Comme nous l’avons vu, le modèle nécessite déjà de représenter différents types de descriptions, les agents qui les produisent et les ressources qu’elles décrivent. Mais les ressources elles-mêmes ne sont pas homogènes. Les bibliothèques numériques collectent une variété grandissante de ressources - images, fichiers audio, textes - et s’ouvrent à des types de ressources bien plus complexes comme les données, les simulations, les objets d’apprentissage multimédia et autres. C’est une source de complexité supplémentaire dans la modélisation - notamment en ce qui concerne la meilleure façon d’associer simultanément l’uniformité au niveau de l’interface utilisateur et la représentation des caractéristiques propres à chaque type de ressource. En plus des problèmes liés à la description (métadonnées), il existe des difficultés concernant l’accès et la présentation, puisque différents types d’informations peuvent requérir différents protocoles d’accès et applications d’aide, qui doivent tous être représentés dans le modèle informationnel.

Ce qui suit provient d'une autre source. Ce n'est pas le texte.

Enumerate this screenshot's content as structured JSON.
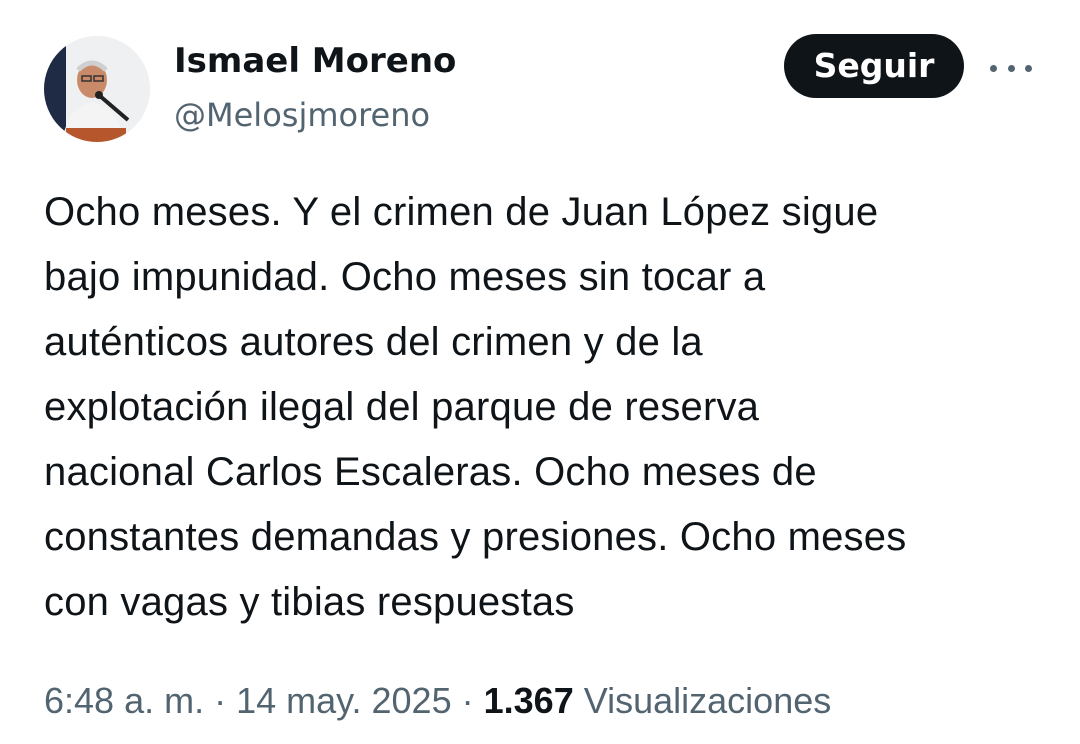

Les matériaux numériques sont parfois durs à définir

Figure 4

Les ressources dans une bibliothèque numérique ne sont pas toujours simples à caractériser. Par exemple, un livre électronique (e-book) est-il un livre ou un logiciel [33] ? Une information est-elle nécessairement soit une donnée soit une métadonnée ? Un acteur ne peut-il pas être aussi une ressource d’information ? Ce ne sont là que quelques exemples des difficultés que l’on rencontre lorsqu’on modélise l’information. Plutôt que de forcer les matériaux numériques à entrer dans des cases inadaptées, la structure des types du modèle informationnel doit être polymorphe. Toute entité doit pouvoir adopter différentes caractéristiques et différents comportements, en fonction du contexte d’accès ou d’utilisation.

Permettre aux utilisateurs de personnaliser les matériaux numériques

Figure 5

A l’origine, les bibliothèques numériques ont eu recours à la notion d’objets numériques, qui sont des paquets d’information avec de multiples diffusions disponibles par le biais de demandes de service [22, 26]. La plupart des systèmes de bibliothèques numériques modernes implémentent cette fonctionnalité en utilisant des standards comme les conteneurs [12, 32] d’objets complexes qui encapsulent les flux de données et de métadonnées associées à un objet numérique. Une demande de service peut alors inclure un paramètre qui spécifie la nature de la diffusion demandée - par exemple, une requête pour une diffusion en PDF ou en LaTex d’un document scientifique.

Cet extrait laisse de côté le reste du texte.